La Tunisie a reculé de huit places dans l’Indice de l’État de droit 2025, se classant 85e au niveau mondial, tout en conservant sa 9e place en Afrique.
Sur un total de 143 pays évalués par le World Justice Project, la Tunisie se classe 85e État de droit au monde en 2025, avec un score global de 0,49. À titre indicatif, les scores des pays étudiés varient de 0 à 1, 1 correspondant au respect le plus strict de l’État de droit et 0 au plus faible.
L’analyse des différents piliers de l’État de droit révèle des résultats mitigés pour le pays.
Il se distingue par un niveau élevé en matière d’ordre et de sécurité, avec un score de 0,72, tandis que l’application de la réglementation obtient un score de 0,48. Les droits fondamentaux et la transparence gouvernementale obtiennent respectivement 0,46 et 0,44.
Le système judiciaire apparaît plus fragile : la justice pénale obtient 0,40 et la justice civile 0,47.
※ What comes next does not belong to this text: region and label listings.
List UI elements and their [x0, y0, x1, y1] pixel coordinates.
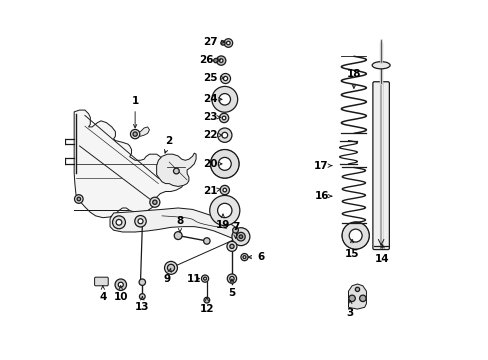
Text: 8: 8	[176, 216, 183, 232]
Circle shape	[359, 295, 366, 302]
Circle shape	[201, 275, 208, 282]
Circle shape	[239, 235, 242, 238]
Circle shape	[130, 130, 140, 139]
Circle shape	[229, 244, 234, 248]
Circle shape	[218, 157, 231, 170]
Circle shape	[232, 227, 238, 233]
Circle shape	[135, 216, 146, 227]
Text: 10: 10	[113, 286, 128, 302]
Circle shape	[227, 274, 236, 283]
Circle shape	[219, 113, 228, 123]
Circle shape	[210, 149, 239, 178]
Circle shape	[219, 59, 223, 62]
Circle shape	[133, 132, 137, 136]
Circle shape	[203, 297, 209, 303]
Circle shape	[173, 168, 179, 174]
Text: 14: 14	[374, 245, 389, 264]
Circle shape	[217, 203, 231, 218]
Text: 6: 6	[248, 252, 264, 262]
Circle shape	[112, 216, 125, 229]
Circle shape	[236, 232, 244, 241]
Text: 18: 18	[346, 69, 360, 88]
Circle shape	[211, 86, 237, 112]
FancyBboxPatch shape	[94, 277, 108, 286]
Text: 27: 27	[203, 37, 224, 47]
Circle shape	[241, 253, 247, 261]
Circle shape	[115, 279, 126, 291]
Polygon shape	[110, 208, 241, 241]
Circle shape	[220, 185, 229, 195]
Circle shape	[341, 222, 368, 249]
Polygon shape	[74, 110, 183, 218]
Polygon shape	[348, 284, 366, 309]
Text: 15: 15	[344, 239, 359, 258]
Circle shape	[139, 294, 145, 300]
Circle shape	[229, 276, 234, 281]
Text: 11: 11	[187, 274, 201, 284]
Ellipse shape	[371, 62, 389, 69]
Circle shape	[209, 195, 239, 226]
Polygon shape	[133, 127, 149, 136]
Text: 22: 22	[203, 130, 222, 140]
Text: 16: 16	[314, 191, 331, 201]
Circle shape	[223, 76, 227, 81]
Circle shape	[222, 132, 227, 138]
Circle shape	[222, 116, 225, 120]
Circle shape	[217, 128, 231, 142]
Circle shape	[223, 188, 226, 192]
Text: 1: 1	[131, 96, 139, 128]
Circle shape	[138, 219, 142, 224]
Text: 20: 20	[203, 159, 222, 169]
Circle shape	[149, 197, 160, 207]
Circle shape	[219, 94, 230, 105]
Circle shape	[216, 56, 225, 65]
Circle shape	[203, 238, 210, 244]
Circle shape	[116, 220, 122, 225]
Text: 17: 17	[314, 161, 331, 171]
Circle shape	[213, 58, 218, 63]
Text: 3: 3	[346, 300, 353, 318]
Circle shape	[348, 229, 362, 242]
Text: 23: 23	[203, 112, 220, 122]
Circle shape	[174, 231, 182, 239]
Text: 25: 25	[203, 73, 224, 83]
Text: 26: 26	[199, 55, 220, 65]
Circle shape	[167, 264, 174, 271]
Circle shape	[139, 279, 145, 285]
Circle shape	[231, 228, 249, 246]
Circle shape	[164, 261, 177, 274]
Text: 19: 19	[215, 214, 230, 230]
Circle shape	[226, 241, 237, 251]
Text: 13: 13	[135, 297, 149, 312]
Circle shape	[74, 195, 83, 203]
Text: 5: 5	[228, 279, 235, 298]
Circle shape	[77, 197, 81, 201]
Circle shape	[168, 265, 173, 270]
Circle shape	[221, 41, 224, 45]
Circle shape	[152, 200, 157, 204]
Text: 7: 7	[231, 222, 239, 238]
Circle shape	[243, 256, 245, 258]
Circle shape	[348, 295, 355, 302]
Circle shape	[203, 277, 206, 280]
Text: 4: 4	[99, 286, 106, 302]
Text: 2: 2	[164, 136, 172, 153]
Circle shape	[355, 287, 359, 292]
Text: 9: 9	[163, 268, 171, 284]
Text: 21: 21	[203, 186, 220, 196]
FancyBboxPatch shape	[372, 82, 388, 249]
Circle shape	[224, 39, 232, 47]
Circle shape	[118, 282, 123, 287]
Circle shape	[220, 73, 230, 84]
Text: 24: 24	[203, 94, 222, 104]
Polygon shape	[156, 153, 196, 186]
Text: 12: 12	[199, 298, 214, 314]
Circle shape	[226, 41, 230, 45]
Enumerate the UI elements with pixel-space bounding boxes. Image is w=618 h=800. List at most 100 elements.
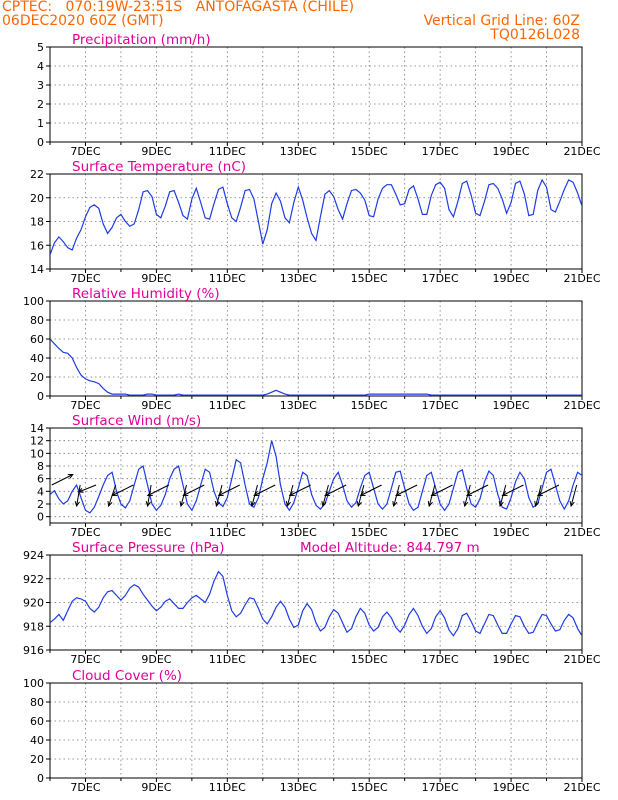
y-tick-label: 1 [37, 117, 44, 130]
panel-frame [49, 682, 583, 779]
x-tick-label: 21DEC [563, 145, 600, 158]
x-tick-label: 7DEC [70, 399, 100, 412]
panel-frame [49, 46, 583, 143]
y-tick-label: 920 [23, 597, 44, 610]
x-tick-label: 7DEC [70, 526, 100, 539]
y-tick-label: 924 [23, 549, 44, 562]
wind-vector-head [146, 491, 153, 497]
wind-vector-shaft [537, 484, 560, 496]
y-tick-label: 80 [30, 314, 44, 327]
wind-title: Surface Wind (m/s) [72, 413, 201, 429]
x-tick-label: 17DEC [422, 653, 459, 666]
y-tick-label: 22 [30, 168, 44, 181]
x-tick-label: 19DEC [493, 145, 530, 158]
wind-vector-head [107, 500, 113, 508]
y-tick-label: 20 [30, 192, 44, 205]
pres-title: Surface Pressure (hPa) [72, 540, 225, 556]
y-tick-label: 916 [23, 644, 44, 657]
y-tick-label: 5 [37, 41, 44, 54]
pres-panel: 916 918 920 922 924 7DEC 9DEC 11DEC 13DEC 15DEC 17… [23, 540, 601, 666]
wind-vector-head [501, 491, 508, 497]
y-tick-label: 18 [30, 216, 44, 229]
y-tick-label: 0 [37, 772, 44, 785]
x-tick-label: 11DEC [209, 653, 246, 666]
wind-vector-shaft [502, 484, 524, 496]
wind-vector-head [179, 501, 185, 508]
y-tick-label: 60 [30, 333, 44, 346]
wind-vector-head [569, 501, 575, 508]
x-tick-label: 17DEC [422, 781, 459, 794]
panel-frame [49, 427, 583, 524]
x-tick-label: 7DEC [70, 145, 100, 158]
x-tick-label: 13DEC [280, 653, 317, 666]
wind-vector-head [534, 501, 540, 508]
wind-vector-head [285, 501, 291, 508]
x-tick-label: 21DEC [563, 526, 600, 539]
rh-title: Relative Humidity (%) [72, 286, 220, 302]
x-tick-label: 17DEC [422, 145, 459, 158]
x-tick-label: 9DEC [141, 399, 171, 412]
x-tick-label: 21DEC [563, 399, 600, 412]
wind-vector-head [253, 491, 260, 497]
precip-panel: 0 1 2 3 4 5 7DEC 9DEC 11DEC 13DEC 15DEC 17DEC 19DEC 2… [37, 32, 601, 158]
wind-vector-head [74, 501, 80, 508]
y-tick-label: 16 [30, 239, 44, 252]
y-tick-label: 2 [37, 498, 44, 511]
wind-vector-shaft [289, 484, 311, 496]
x-tick-label: 19DEC [493, 526, 530, 539]
x-tick-label: 7DEC [70, 272, 100, 285]
wind-vector-head [77, 487, 84, 493]
x-tick-label: 13DEC [280, 272, 317, 285]
wind-vector-head [395, 491, 402, 497]
wind-vector-head [427, 501, 433, 508]
y-tick-label: 20 [30, 371, 44, 384]
x-tick-label: 21DEC [563, 653, 600, 666]
wind-series-line [50, 440, 582, 514]
x-tick-label: 13DEC [280, 399, 317, 412]
wind-vector-head [463, 501, 469, 508]
wind-vector-head [217, 491, 224, 497]
wind-vector-shaft [112, 484, 134, 496]
y-tick-label: 0 [37, 136, 44, 149]
x-tick-label: 13DEC [280, 526, 317, 539]
x-tick-label: 19DEC [493, 781, 530, 794]
wind-vector-shaft [76, 484, 81, 507]
x-tick-label: 19DEC [493, 653, 530, 666]
x-tick-label: 19DEC [493, 399, 530, 412]
x-tick-label: 9DEC [141, 781, 171, 794]
rh-series-line [50, 338, 582, 396]
x-tick-label: 7DEC [70, 781, 100, 794]
x-tick-label: 13DEC [280, 145, 317, 158]
y-tick-label: 40 [30, 352, 44, 365]
x-tick-label: 7DEC [70, 653, 100, 666]
wind-vector-shaft [431, 484, 453, 496]
wind-vector-head [536, 491, 543, 497]
y-tick-label: 80 [30, 696, 44, 709]
wind-vector-head [359, 491, 366, 497]
date-header: 06DEC2020 60Z (GMT) [2, 13, 164, 29]
wind-vector-shaft [360, 484, 382, 496]
wind-vector-shaft [324, 484, 347, 496]
x-tick-label: 15DEC [351, 526, 388, 539]
wind-vector-head [288, 491, 295, 497]
y-tick-label: 0 [37, 511, 44, 524]
cloud-title: Cloud Cover (%) [72, 668, 182, 684]
wind-vector-head [392, 501, 398, 508]
wind-vector-head [67, 473, 74, 479]
x-tick-label: 21DEC [563, 272, 600, 285]
pres-annotation: Model Altitude: 844.797 m [300, 540, 480, 556]
wind-vector-head [145, 501, 151, 508]
wind-vector-shaft [147, 484, 170, 496]
x-tick-label: 15DEC [351, 399, 388, 412]
wind-vector-head [465, 491, 473, 497]
x-tick-label: 17DEC [422, 526, 459, 539]
y-tick-label: 4 [37, 60, 44, 73]
wind-vector-head [111, 491, 118, 497]
x-tick-label: 11DEC [209, 145, 246, 158]
x-tick-label: 9DEC [141, 272, 171, 285]
wind-vector-head [324, 491, 331, 497]
x-tick-label: 13DEC [280, 781, 317, 794]
x-tick-label: 9DEC [141, 653, 171, 666]
wind-vector-shaft [395, 484, 418, 496]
Être un État de droit signifie que toutes les actions, publiques ou privées, sont régies par des lois claires, transparentes et équitables, appliquées impartialement.
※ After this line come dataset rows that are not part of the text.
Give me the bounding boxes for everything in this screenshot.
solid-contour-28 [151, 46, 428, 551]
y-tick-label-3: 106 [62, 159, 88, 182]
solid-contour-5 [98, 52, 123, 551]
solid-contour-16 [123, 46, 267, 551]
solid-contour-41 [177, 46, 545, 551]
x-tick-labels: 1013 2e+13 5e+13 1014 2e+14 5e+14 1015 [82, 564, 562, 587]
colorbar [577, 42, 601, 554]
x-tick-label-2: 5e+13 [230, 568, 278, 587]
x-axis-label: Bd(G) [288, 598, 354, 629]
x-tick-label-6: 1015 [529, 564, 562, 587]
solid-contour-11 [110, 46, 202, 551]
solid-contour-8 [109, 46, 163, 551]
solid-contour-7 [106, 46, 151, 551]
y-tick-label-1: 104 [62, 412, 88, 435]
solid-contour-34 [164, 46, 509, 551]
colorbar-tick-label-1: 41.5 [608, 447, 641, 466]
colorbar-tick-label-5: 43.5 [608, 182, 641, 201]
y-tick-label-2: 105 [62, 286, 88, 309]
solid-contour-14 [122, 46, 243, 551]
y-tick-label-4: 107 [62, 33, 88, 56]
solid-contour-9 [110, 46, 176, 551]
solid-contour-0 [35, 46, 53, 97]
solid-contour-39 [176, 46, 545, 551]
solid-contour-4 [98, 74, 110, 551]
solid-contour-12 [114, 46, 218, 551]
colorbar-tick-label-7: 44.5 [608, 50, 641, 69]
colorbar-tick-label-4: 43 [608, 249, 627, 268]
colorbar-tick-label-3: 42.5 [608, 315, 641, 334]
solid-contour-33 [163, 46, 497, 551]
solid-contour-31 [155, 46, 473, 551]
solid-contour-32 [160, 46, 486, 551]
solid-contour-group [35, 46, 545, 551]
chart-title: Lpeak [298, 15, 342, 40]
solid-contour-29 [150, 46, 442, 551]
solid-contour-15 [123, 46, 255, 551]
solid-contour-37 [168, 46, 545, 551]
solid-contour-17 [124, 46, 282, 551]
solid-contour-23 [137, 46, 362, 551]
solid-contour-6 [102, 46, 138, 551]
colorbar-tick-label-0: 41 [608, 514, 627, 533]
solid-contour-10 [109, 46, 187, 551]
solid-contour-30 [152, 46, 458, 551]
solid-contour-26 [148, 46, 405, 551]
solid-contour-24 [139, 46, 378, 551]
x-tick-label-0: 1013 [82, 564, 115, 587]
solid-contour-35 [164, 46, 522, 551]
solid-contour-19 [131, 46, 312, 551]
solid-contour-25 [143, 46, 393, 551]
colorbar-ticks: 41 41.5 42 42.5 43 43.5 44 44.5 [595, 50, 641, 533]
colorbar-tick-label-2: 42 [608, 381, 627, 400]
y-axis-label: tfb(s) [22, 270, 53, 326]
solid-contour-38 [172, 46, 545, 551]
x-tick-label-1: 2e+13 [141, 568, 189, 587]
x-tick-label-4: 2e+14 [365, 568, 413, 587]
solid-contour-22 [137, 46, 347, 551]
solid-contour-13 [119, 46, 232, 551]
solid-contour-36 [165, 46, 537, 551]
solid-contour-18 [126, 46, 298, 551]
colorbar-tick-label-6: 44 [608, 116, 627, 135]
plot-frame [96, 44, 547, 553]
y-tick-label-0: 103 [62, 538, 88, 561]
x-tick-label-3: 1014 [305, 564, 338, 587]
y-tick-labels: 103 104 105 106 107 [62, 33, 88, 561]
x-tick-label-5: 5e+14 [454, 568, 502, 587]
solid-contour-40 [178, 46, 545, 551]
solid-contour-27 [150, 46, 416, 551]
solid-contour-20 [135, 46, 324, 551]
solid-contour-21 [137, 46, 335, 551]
Dans ce cadre, l’économie bénéficie d’un environnement prévisible et sûr : les droits de propriété sont protégés, les contrats sont respectés et la concurrence est réglementée, ce qui favorise l’investissement et une croissance durable.
44 indicateurs meublent l’indice
Pour évaluer la qualité de l’État de droit dans le monde, le World Justice Project (WJP) publie chaque année son Indice de l’État de droit. Dans son édition 2025, il analyse le respect de ces principes dans 143 pays.
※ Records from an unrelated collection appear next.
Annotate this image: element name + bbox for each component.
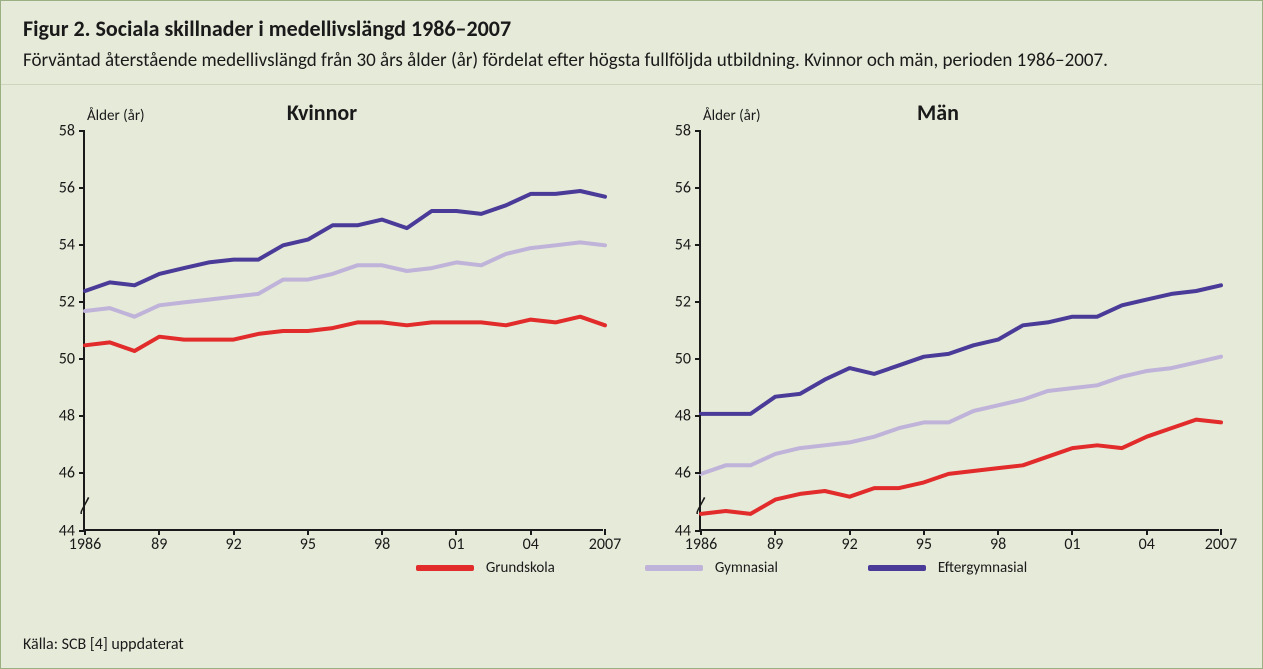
panel-title-man: Män <box>917 99 959 126</box>
panel-man: Män Ålder (år) 〳 44464850525456581986899… <box>643 95 1233 531</box>
legend-item-eftergymnasial: Eftergymnasial <box>868 559 1027 577</box>
legend: Grundskola Gymnasial Eftergymnasial <box>23 559 1240 577</box>
xtick-mark <box>158 529 160 535</box>
xtick-mark <box>455 529 457 535</box>
xtick-label: 98 <box>990 535 1006 554</box>
xtick-label: 2007 <box>589 535 621 554</box>
ytick-label: 50 <box>663 350 691 369</box>
ytick-label: 46 <box>663 464 691 483</box>
header-divider <box>1 84 1262 85</box>
series-grundskola <box>85 316 605 350</box>
xtick-mark <box>381 529 383 535</box>
ytick-label: 48 <box>47 407 75 426</box>
series-gymnasial <box>701 356 1221 473</box>
xtick-label: 95 <box>300 535 316 554</box>
ytick-label: 54 <box>663 235 691 254</box>
xtick-label: 1986 <box>685 535 717 554</box>
ytick-label: 56 <box>47 178 75 197</box>
ytick-mark <box>695 130 701 132</box>
xtick-mark <box>923 529 925 535</box>
ytick-mark <box>695 415 701 417</box>
xtick-mark <box>233 529 235 535</box>
legend-label: Eftergymnasial <box>938 559 1027 577</box>
series-grundskola <box>701 419 1221 513</box>
ytick-mark <box>79 472 85 474</box>
xtick-label: 89 <box>767 535 783 554</box>
legend-item-grundskola: Grundskola <box>416 559 555 577</box>
plot-kvinnor: 〳 444648505254565819868992959801042007 <box>83 131 603 531</box>
xtick-label: 95 <box>916 535 932 554</box>
ytick-mark <box>695 472 701 474</box>
series-gymnasial <box>85 242 605 316</box>
xtick-label: 92 <box>225 535 241 554</box>
legend-label: Grundskola <box>486 559 555 577</box>
xtick-label: 1986 <box>69 535 101 554</box>
ytick-mark <box>695 358 701 360</box>
ytick-mark <box>695 187 701 189</box>
source-text: Källa: SCB [4] uppdaterat <box>23 635 184 654</box>
legend-label: Gymnasial <box>715 559 778 577</box>
panel-kvinnor: Kvinnor Ålder (år) 〳 4446485052545658198… <box>27 95 617 531</box>
xtick-label: 04 <box>1139 535 1155 554</box>
chart-lines-man <box>701 131 1221 531</box>
xtick-mark <box>774 529 776 535</box>
ytick-label: 50 <box>47 350 75 369</box>
figure-title: Figur 2. Sociala skillnader i medellivsl… <box>23 15 1240 42</box>
y-axis-label-man: Ålder (år) <box>703 107 761 125</box>
xtick-label: 92 <box>841 535 857 554</box>
series-eftergymnasial <box>701 285 1221 414</box>
ytick-label: 52 <box>663 293 691 312</box>
xtick-mark <box>849 529 851 535</box>
xtick-mark <box>604 529 606 535</box>
xtick-mark <box>84 529 86 535</box>
ytick-mark <box>79 130 85 132</box>
xtick-mark <box>530 529 532 535</box>
ytick-label: 46 <box>47 464 75 483</box>
ytick-label: 58 <box>47 121 75 140</box>
ytick-mark <box>695 244 701 246</box>
ytick-label: 54 <box>47 235 75 254</box>
xtick-label: 89 <box>151 535 167 554</box>
ytick-label: 48 <box>663 407 691 426</box>
ytick-mark <box>79 187 85 189</box>
ytick-label: 58 <box>663 121 691 140</box>
xtick-mark <box>1071 529 1073 535</box>
y-axis-label-kvinnor: Ålder (år) <box>87 107 145 125</box>
legend-item-gymnasial: Gymnasial <box>645 559 778 577</box>
figure-subtitle: Förväntad återstående medellivslängd frå… <box>23 48 1240 74</box>
xtick-label: 04 <box>523 535 539 554</box>
plot-man: 〳 444648505254565819868992959801042007 <box>699 131 1219 531</box>
xtick-mark <box>1220 529 1222 535</box>
xtick-label: 98 <box>374 535 390 554</box>
legend-swatch-gymnasial <box>645 565 703 571</box>
ytick-mark <box>79 415 85 417</box>
xtick-label: 01 <box>1064 535 1080 554</box>
legend-swatch-grundskola <box>416 565 474 571</box>
xtick-mark <box>1146 529 1148 535</box>
ytick-mark <box>695 301 701 303</box>
panel-title-kvinnor: Kvinnor <box>287 99 357 126</box>
xtick-label: 2007 <box>1205 535 1237 554</box>
ytick-mark <box>79 301 85 303</box>
xtick-mark <box>307 529 309 535</box>
ytick-label: 56 <box>663 178 691 197</box>
chart-lines-kvinnor <box>85 131 605 531</box>
xtick-mark <box>700 529 702 535</box>
ytick-label: 52 <box>47 293 75 312</box>
figure-container: Figur 2. Sociala skillnader i medellivsl… <box>0 0 1263 669</box>
ytick-mark <box>79 244 85 246</box>
panels-row: Kvinnor Ålder (år) 〳 4446485052545658198… <box>23 95 1240 531</box>
xtick-label: 01 <box>448 535 464 554</box>
legend-swatch-eftergymnasial <box>868 565 926 571</box>
series-eftergymnasial <box>85 191 605 291</box>
ytick-mark <box>79 358 85 360</box>
xtick-mark <box>997 529 999 535</box>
L’indice repose sur quarante-quatre indicateurs regroupés en huit grandes catégories, allant de la limitation des pouvoirs publics et l’absence de corruption, à la transparence gouvernementale, au respect des droits fondamentaux, à l’ordre et à la sécurité, à l’application de la réglementation et à la justice civile et pénale. Au niveau continental, le Rwanda conserve sa première place depuis l’édition 2021 de l’Indice de l’état de droit, avec un score global de 0,63, ce qui place le pays aux mille collines au 39e rang mondial.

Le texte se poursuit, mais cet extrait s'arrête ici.